Yoyogi (代々木)– Rather quaint area, near Yoyogi park

5. Chuo-ku (中央区)– notable areas include Ginza (銀座) and Nihonbashi (日本橋), which are known for having many upscale department stores and being the headquarters for many companies

6. Setagaya-ku (世田谷区)– upscale residential area (mostly houses)

7. Nakano-ku (中野区), Suginami-ku (杉並区)– both are close to central Tokyo, many nice neighborhoods, perfect for those who do not want the hustle and bustle of the city but still want its convenience. Nakano is known for its shopping and Anime related stores. Also Meiji college is within walking distance from Nakano Station

8. Shinjuku-ku新宿区, Chiyoda-ku千代田区– perfect for those who want to be in the heart of Tokyo. Chiyoda-ku is home to many businesses as well as Sophia University.
Shinjuku (新宿)– great for night-life and shopping, Shinjuku station is also one of the most convenient as well as the busiest station in Tokyo
Takadanobaba (高田馬場)- perfect for those who want to live in the city for cheaper prices, college town, a lot of Waseda University students
Okubo (大久保)- great price for central Tokyo, lots of foreigners (Koreans, Chinese, etc.), can be on the dangerous side at night, but in a very convenient location
Kagurazaka (神楽坂)- great boutique-y area, lots of shops and such

9. Toshima-ku (豊島区), Koto-ku (江東区)– notables areas are Ikebukuro (池袋) and Sugamo (巣鴨)(both on the Yamanote Line), these wards are perfect for those on budget who still want to be in the city, close to Ikebukuro which has Sunshine60 (huge shopping mall). Ikebukuro also has many shops, bars, and restaurants. Lots of young people hang out here

9) Share houses are a great option for those on a budget! Share houses are also a great option for those who are either on a tight budget or are staying in Tokyo for less than a year (I stayed in these while I studied abroad here!). The monthly rent is usually around 50000-70000yen. You can also stay for a daily rate of 2000-8000yen per night (which is also a great deal!). There are a couple of share houses that cater specifically to foreigners as well as ones that pride themselves on being international (including both Japanese and foreigners).

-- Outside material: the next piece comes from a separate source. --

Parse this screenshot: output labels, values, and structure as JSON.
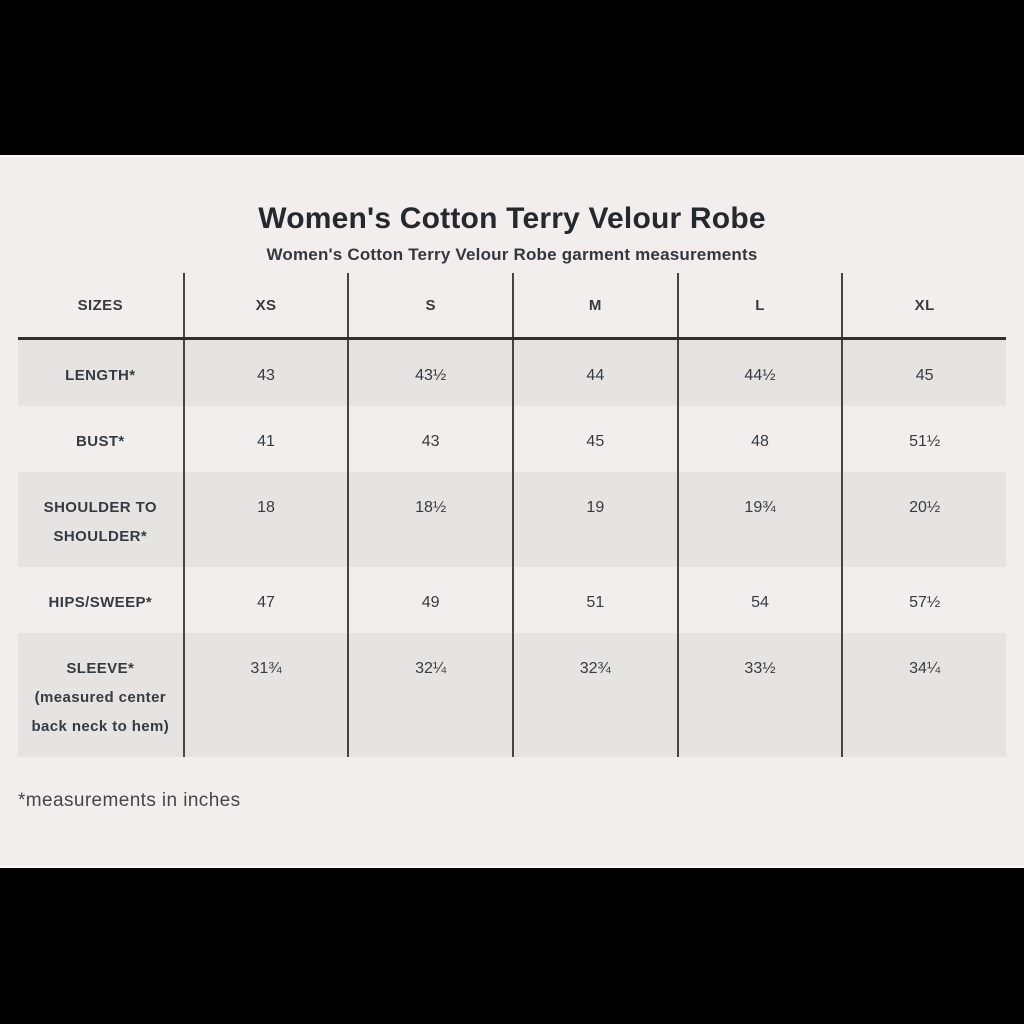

It’s a great way to meet new people especially if you are new to the city. I would often spend time with the other residents watching TV, playing billiards, cooking, and eating together. Overall, most share houses have a very communal feel and the international share houses work to bring its residents closer together with parties and special events held throughout the year. There is usually a communal kitchen/eating area, recreational rooms, showers, bathroom, and laundry room. The rooms come equipped with desks, lamp, trashcan, internet, refrigerator, and bedding (usually costs a little more though).

One drawback, however, is that these share houses usually are quite strict with their rules. The one I stayed at didn’t have a curfew, but some do. Most of the time you cannot bring anyone of the opposite gender to your room much less your floor (there may be a co-ed floor, but some floors are strictly men-only or women-only floors. Visitors are required to sign in and usually cannot stay past a certain time. Furthermore, you may have to pay 2000yen or so per night for any overnight guests you may have.

In any case, share houses are quite fun for the amount you’re paying!

10) Important things to know: These are just based on my own experiences and preferences (I’m still learning too)! If there is any you’d like to add to this list or correct me on feel free to comment or message me.

Considering I lived in a dorm all throughout college, renting my first apartment on my own has definitely been an invaluable experience. I feel like once you can rent an apartment in a foreign country (in a foreign language to boot), you can definitely rent an apartment in your home country. This has been a real world learning experience for me (haha! college did not prepare me for this), but overall I’m quite happy with the apartment I got and while this has been stressful, it had it’s own upsides!  I can definitely use this knowledge I’ve gained for the future ♥︎.